Binns: "Unfortunately, the FDA continues to maintain its low Recommended Daily Allowances (RDA) for D and there do not seem to be clear guidelines as to maximum dose of benefit or dose, when exceeded, that may be problematic. There is far too little information available as to signs of D toxicity or overdose. Please address this topic this year."

Evatt: "Presence and or worsening of several neurologic diseases have recently been associated with low vitamin D levels; the trouble is we don't know if the disease causes the low D or low D contributes to the disease/disease worsening.
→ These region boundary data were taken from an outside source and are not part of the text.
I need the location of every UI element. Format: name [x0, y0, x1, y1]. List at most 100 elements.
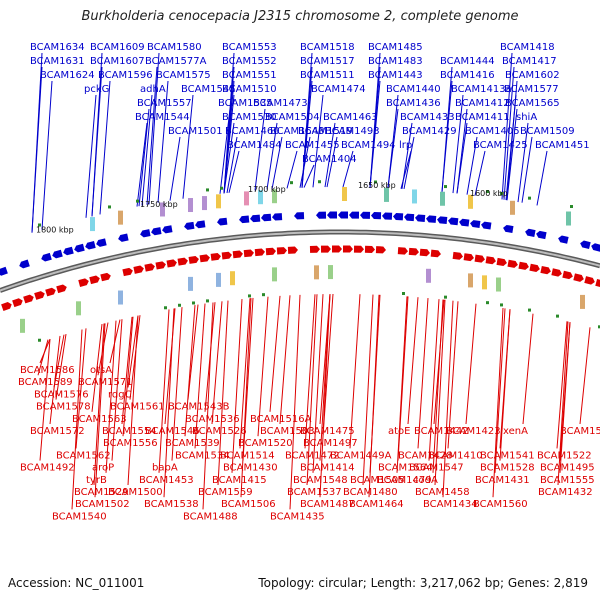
reverse-gene-arrow	[45, 287, 56, 297]
bottom-leader-line	[432, 299, 444, 473]
top-leader-line	[223, 122, 235, 194]
cog-block	[20, 318, 25, 333]
bottom-gene-label: BCAM1480	[343, 487, 398, 498]
forward-gene-arrow	[437, 216, 448, 225]
scale-tick-label: 1800 kbp	[36, 225, 74, 234]
top-leader-line	[271, 136, 283, 190]
top-gene-label: BCAM1413a	[451, 84, 512, 95]
rna-marker	[290, 181, 293, 185]
rna-marker	[108, 205, 111, 209]
bottom-leader-line	[269, 295, 281, 412]
forward-gene-arrow	[316, 211, 327, 219]
forward-gene-arrow	[162, 225, 173, 234]
cog-block	[76, 301, 81, 316]
bottom-gene-label: BCAM1487	[300, 499, 355, 510]
cog-block	[216, 194, 221, 209]
bottom-gene-label: bapA	[152, 463, 178, 474]
bottom-gene-label: BCAM1442	[414, 426, 469, 437]
forward-gene-arrow	[140, 229, 151, 238]
bottom-gene-label: BCAM1563	[72, 414, 127, 425]
bottom-leader-line	[53, 334, 65, 388]
reverse-gene-arrow	[463, 253, 474, 262]
top-gene-label: BCAM1455	[285, 140, 340, 151]
bottom-gene-label: BCAM1492	[20, 463, 75, 474]
bottom-leader-line	[97, 322, 109, 376]
top-gene-label: BCAM1575	[156, 70, 211, 81]
top-gene-label: BCAM1404	[302, 154, 357, 165]
bottom-gene-label: BCAM1522	[537, 450, 592, 461]
forward-gene-arrow	[250, 214, 261, 223]
reverse-gene-arrow	[199, 254, 210, 263]
bottom-leader-line	[122, 316, 134, 437]
top-gene-label: BCAM1580	[147, 42, 202, 53]
bottom-gene-label: aroP	[92, 463, 114, 474]
bottom-leader-line	[211, 301, 223, 425]
reverse-gene-arrow	[474, 254, 485, 263]
cog-block	[244, 191, 249, 206]
top-leader-line	[223, 94, 235, 194]
bottom-gene-label: BCAM1464	[349, 499, 404, 510]
bottom-leader-line	[447, 301, 459, 449]
top-gene-label: BCAM1444	[440, 56, 495, 67]
top-leader-line	[312, 94, 324, 188]
reverse-gene-arrow	[419, 248, 430, 257]
cog-block	[202, 196, 207, 211]
rna-marker	[500, 303, 503, 307]
cog-block	[468, 194, 473, 209]
top-gene-labels: BCAM1634 BCAM1609 BCAM1580 BCAM1553 BCAM1518…	[30, 42, 590, 165]
bottom-leader-line	[319, 294, 331, 498]
bottom-gene-label: BCAM1458	[415, 487, 470, 498]
top-gene-label: BCAM1511	[300, 70, 355, 81]
rna-marker	[206, 299, 209, 303]
rna-marker	[402, 292, 405, 296]
bottom-gene-label: tyrB	[86, 475, 107, 486]
bottom-leader-line	[465, 303, 477, 425]
cog-block	[90, 217, 95, 232]
top-gene-label: BCAM1551	[222, 70, 277, 81]
bottom-gene-label: BCAM1502	[75, 499, 130, 510]
top-leader-line	[403, 136, 415, 190]
forward-gene-arrow	[184, 221, 195, 230]
bottom-gene-label: BCAM1537	[287, 487, 342, 498]
bottom-gene-label: BCAM1538	[144, 499, 199, 510]
top-leader-line	[517, 122, 529, 203]
top-gene-label: BCAM1552	[222, 56, 277, 67]
cog-block	[468, 273, 473, 288]
bottom-gene-label: BCAM1432	[538, 487, 593, 498]
forward-gene-arrow	[85, 241, 96, 250]
rna-marker	[374, 180, 377, 184]
bottom-gene-label: BCAM1539	[165, 438, 220, 449]
forward-gene-arrow	[481, 221, 492, 230]
reverse-gene-arrow	[584, 276, 595, 285]
bottom-leader-line	[55, 334, 67, 400]
reverse-gene-arrow	[595, 278, 600, 288]
bottom-gene-label: BCAM1579	[560, 426, 600, 437]
reverse-gene-arrow	[56, 284, 67, 294]
top-leader-line	[369, 80, 381, 188]
top-gene-label: BCAM1553	[222, 42, 277, 53]
rna-marker	[486, 190, 489, 194]
top-leader-line	[286, 150, 298, 189]
bottom-leader-line	[184, 305, 196, 437]
bottom-gene-label: BCAM1556	[103, 438, 158, 449]
bottom-gene-label: BCAM1528	[480, 463, 535, 474]
reverse-gene-arrow	[485, 256, 496, 265]
bottom-gene-label: BCAM1414	[300, 463, 355, 474]
reverse-gene-arrow	[430, 249, 441, 258]
top-gene-label: BCAM1565	[505, 98, 560, 109]
reverse-gene-arrow	[34, 291, 45, 300]
top-gene-label: BCAM1545	[181, 84, 236, 95]
cog-block	[328, 265, 333, 280]
forward-gene-arrow	[503, 224, 514, 233]
top-gene-label: BCAM1451	[535, 140, 590, 151]
bottom-gene-label: BCAM1415	[212, 475, 267, 486]
top-gene-label: BCAM1433	[400, 112, 455, 123]
bottom-gene-label: BCAM1554	[102, 426, 157, 437]
top-gene-label: BCAM1607	[90, 56, 145, 67]
top-gene-label: BCAM1602	[505, 70, 560, 81]
bottom-gene-label: BCAM1434	[423, 499, 478, 510]
reverse-gene-arrow	[221, 251, 232, 260]
bottom-gene-label: BCAM1555	[540, 475, 595, 486]
rna-marker	[136, 199, 139, 203]
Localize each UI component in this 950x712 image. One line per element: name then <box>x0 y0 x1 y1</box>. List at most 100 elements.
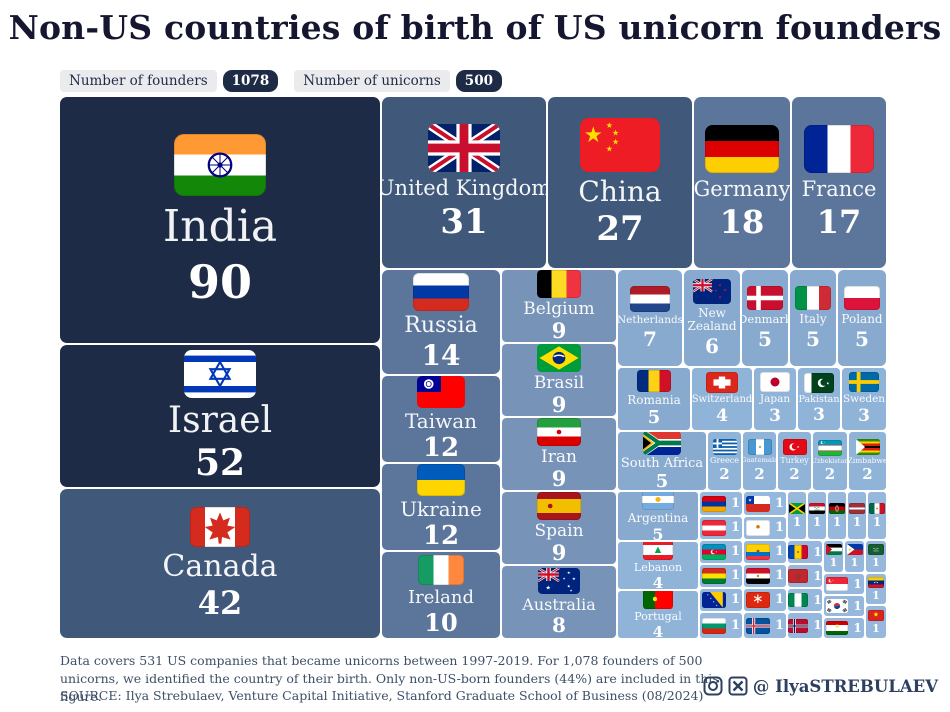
country-label: Portugal <box>634 609 682 623</box>
country-label: South Africa <box>620 455 704 471</box>
founders-label: Number of founders <box>60 70 217 92</box>
iran-flag-icon <box>537 418 581 446</box>
pakistan-flag-icon: ★ <box>804 372 834 393</box>
singapore-flag-icon: ★ <box>826 577 849 591</box>
country-value: 5 <box>758 326 772 351</box>
egypt-flag-icon <box>745 568 770 584</box>
netherlands-flag-icon <box>630 285 670 312</box>
vietnam-flag-icon: ★ <box>868 609 884 621</box>
brasil-flag-icon <box>537 344 581 372</box>
country-value: 4 <box>716 405 728 426</box>
tile-turkey: ★ Turkey 2 <box>778 432 811 490</box>
italy-flag-icon <box>795 286 831 311</box>
country-value: 1 <box>872 514 882 529</box>
tile-portugal: Portugal 4 <box>618 591 698 638</box>
country-value: 1 <box>812 514 822 529</box>
france-flag-icon <box>804 125 874 174</box>
country-label: China <box>578 174 662 208</box>
tile-poland: Poland 5 <box>838 270 886 366</box>
israel-flag-icon <box>184 349 256 398</box>
svg-text:★: ★ <box>563 576 566 580</box>
svg-text:★: ★ <box>710 597 712 600</box>
country-value: 1 <box>872 588 880 602</box>
palestine-flag-icon <box>825 544 842 556</box>
tile-latvia: 1 <box>848 492 866 539</box>
country-value: 1 <box>774 568 785 584</box>
svg-text:★: ★ <box>713 600 715 603</box>
tile-ireland: Ireland 10 <box>382 552 500 638</box>
country-value: 1 <box>813 618 822 633</box>
page-title: Non-US countries of birth of US unicorn … <box>8 8 942 47</box>
country-label: Lebanon <box>633 560 683 574</box>
tile-nigeria: 1 <box>788 589 822 611</box>
svg-text:★: ★ <box>567 570 571 575</box>
country-value: 12 <box>422 433 460 462</box>
nigeria-flag-icon <box>788 593 809 607</box>
svg-text:★: ★ <box>707 593 709 596</box>
tile-russia: Russia 14 <box>382 270 500 374</box>
country-value: 4 <box>652 573 664 589</box>
zimbabwe-flag-icon <box>855 439 880 456</box>
mexico-flag-icon <box>869 502 885 514</box>
country-value: 1 <box>853 598 862 613</box>
footer-note: Data covers 531 US companies that became… <box>60 653 719 704</box>
new-zealand-flag-icon: ★ ★ ★ ★ <box>693 279 731 305</box>
svg-text:★: ★ <box>584 122 603 147</box>
country-label: United Kingdom <box>382 176 546 201</box>
tile-united-kingdom: United Kingdom 31 <box>382 97 546 268</box>
country-value: 1 <box>730 617 741 633</box>
country-value: 9 <box>551 392 567 416</box>
china-flag-icon: ★ ★ ★ ★ ★ <box>580 117 660 172</box>
tile-lebanon: ▲ Lebanon 4 <box>618 542 698 589</box>
country-value: 1 <box>872 556 880 570</box>
germany-flag-icon <box>705 125 779 174</box>
tile-greece: Greece 2 <box>708 432 741 490</box>
country-label: Guatemala <box>743 456 776 465</box>
chile-flag-icon: ★ <box>745 495 770 512</box>
tile-mexico: 1 <box>868 492 886 539</box>
bosnia-and-herzegovina-flag-icon: ★ ★ ★ ★ <box>701 592 726 608</box>
tile-guatemala: Guatemala2 <box>743 432 776 490</box>
tile-new-zealand: ★ ★ ★ ★ New Zealand 6 <box>684 270 740 366</box>
country-label: Belgium <box>523 298 595 319</box>
tile-israel: Israel 52 <box>60 345 380 487</box>
country-value: 9 <box>551 540 567 564</box>
argentina-flag-icon <box>642 492 674 510</box>
country-value: 1 <box>832 514 842 529</box>
svg-text:★: ★ <box>570 589 573 593</box>
country-value: 52 <box>194 441 246 484</box>
austria-flag-icon <box>701 520 726 536</box>
tile-philippines: 1 <box>845 541 864 572</box>
venezuela-flag-icon <box>868 576 884 588</box>
tile-bulgaria: 1 <box>700 613 742 638</box>
tile-azerbaijan: ★ 1 <box>700 541 742 563</box>
armenia-flag-icon <box>701 495 726 512</box>
lebanon-flag-icon: ▲ <box>643 542 673 560</box>
tile-morocco: ☆ 1 <box>788 565 822 587</box>
country-value: 1 <box>774 617 785 633</box>
instagram-icon <box>703 676 723 696</box>
founders-count-badge: 1078 <box>222 70 279 92</box>
tile-vietnam: ★ 1 <box>866 606 886 638</box>
japan-flag-icon <box>760 372 790 393</box>
moldova-flag-icon <box>788 545 809 559</box>
switzerland-flag-icon <box>706 372 738 394</box>
unicorns-count-badge: 500 <box>455 70 502 92</box>
iceland-flag-icon <box>745 617 770 634</box>
country-value: 9 <box>551 318 567 342</box>
country-value: 1 <box>850 556 859 570</box>
treemap: India 90 Israel 52 Canada 42 United Kingdom 31 ★… <box>60 97 886 638</box>
tile-france: France 17 <box>792 97 886 268</box>
tile-india: India 90 <box>60 97 380 343</box>
belgium-flag-icon <box>537 270 581 298</box>
country-label: Iran <box>541 446 577 467</box>
saudi-arabia-flag-icon <box>868 544 884 556</box>
tajikistan-flag-icon: ♔ <box>826 621 849 635</box>
footer-source: SOURCE: Ilya Strebulaev, Venture Capital… <box>60 688 704 703</box>
tile-japan: Japan 3 <box>754 368 796 430</box>
country-value: 1 <box>774 495 785 511</box>
country-label: Switzerland <box>692 394 752 406</box>
country-value: 1 <box>813 592 822 607</box>
svg-text:★: ★ <box>826 380 830 385</box>
tile-australia: ★ ★ ★ ★ ★ ★ Australia 8 <box>502 566 616 638</box>
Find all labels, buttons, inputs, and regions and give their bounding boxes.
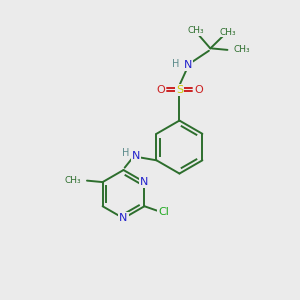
Text: O: O xyxy=(156,85,165,94)
Text: Cl: Cl xyxy=(158,207,169,217)
Text: CH₃: CH₃ xyxy=(64,176,81,185)
Text: CH₃: CH₃ xyxy=(187,26,204,35)
Text: N: N xyxy=(140,177,148,187)
Text: CH₃: CH₃ xyxy=(233,45,250,54)
Text: N: N xyxy=(119,213,128,223)
Text: H: H xyxy=(172,59,180,69)
Text: N: N xyxy=(132,151,140,161)
Text: O: O xyxy=(194,85,203,94)
Text: CH₃: CH₃ xyxy=(219,28,236,37)
Text: S: S xyxy=(176,85,183,94)
Text: N: N xyxy=(184,61,193,70)
Text: H: H xyxy=(122,148,129,158)
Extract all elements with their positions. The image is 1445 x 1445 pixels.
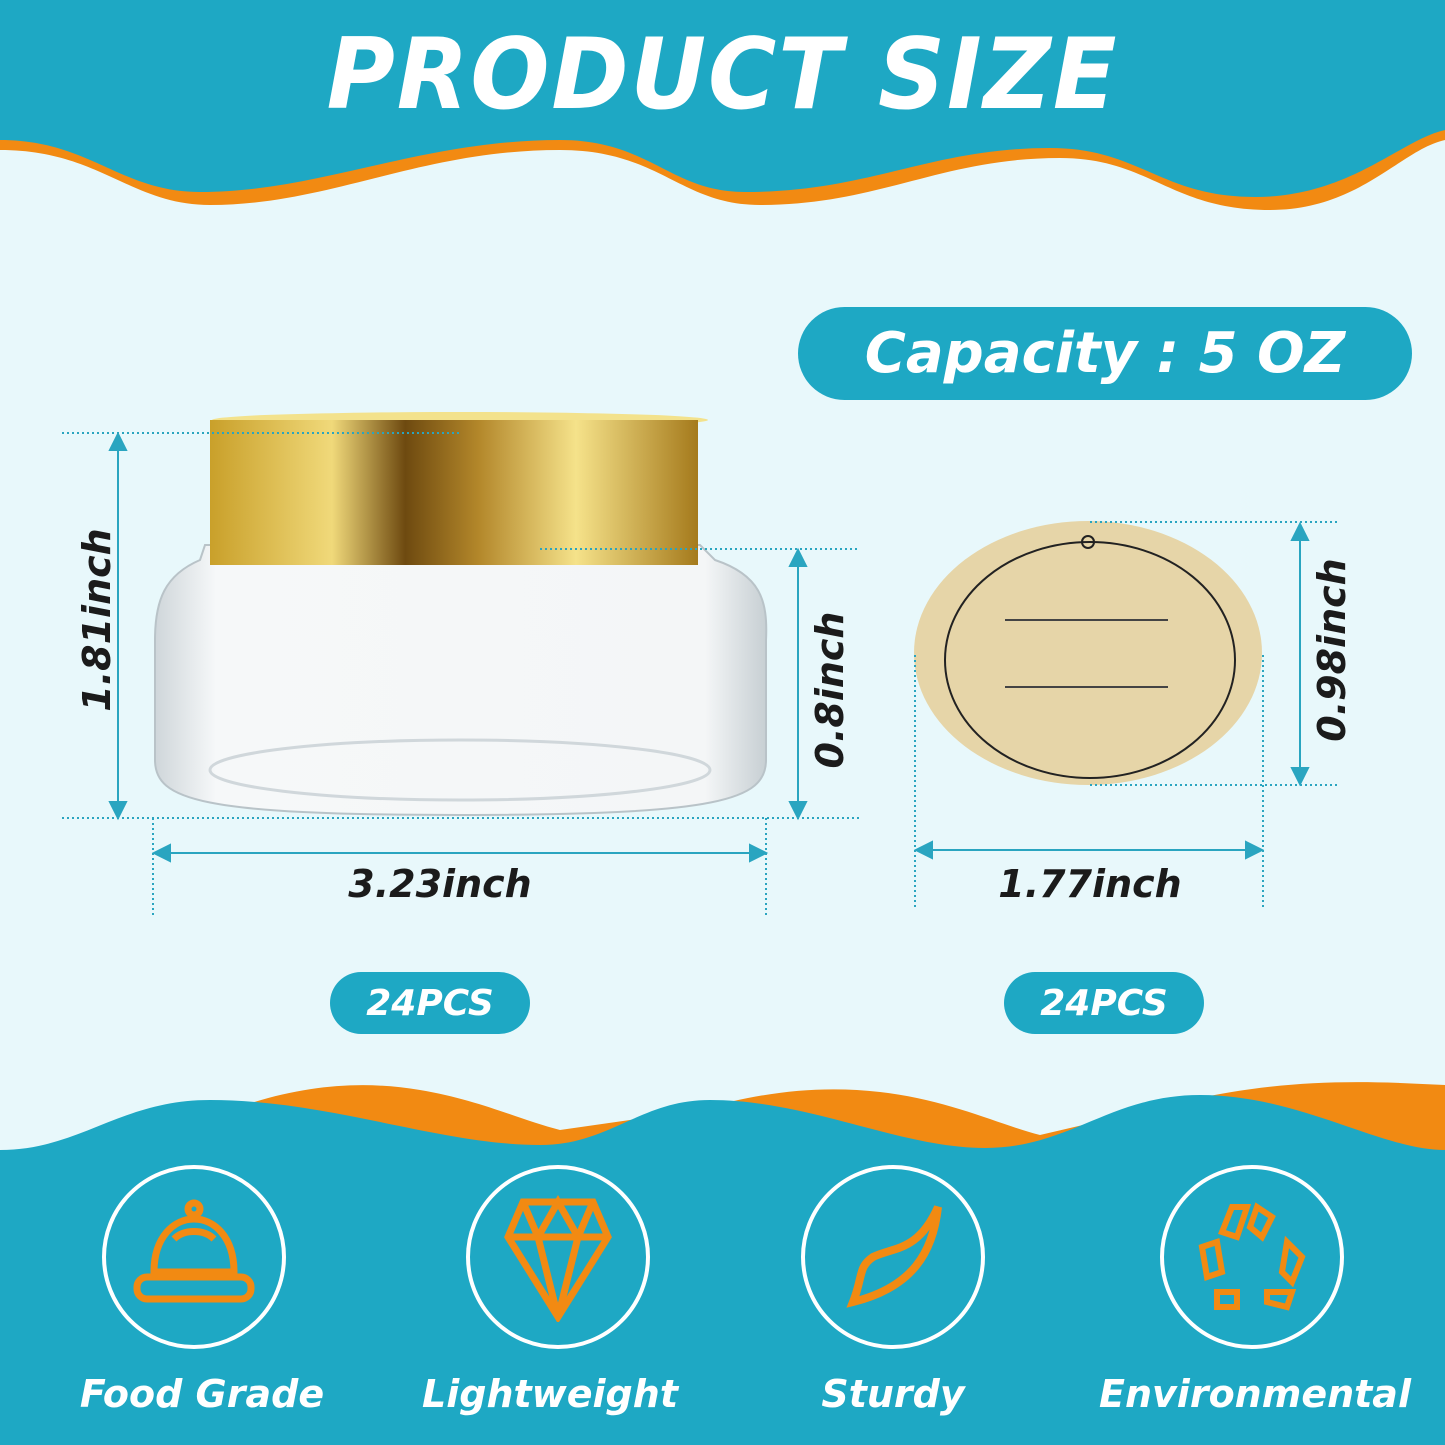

Evidence is strong that optimal bone health levels should be above 30, but we can't say whether it's better to get vitamin D levels higher ... e.g., above 40 or 60 or 70."

Lindsey: "The outstanding remaining question is whether treatment to increase vitamin D levels will have a clinical benefit in MS.
The results from a few small studies of vitamin D supplementation in MS are contradictory.
At present, it is reasonable to measure vitamin D levels in MS patients, and give supplements to those with low vitamin D."

Fox: "Confirmation that vitamin D supplementation is indeed helpful in MS still awaits a formal clinical trial."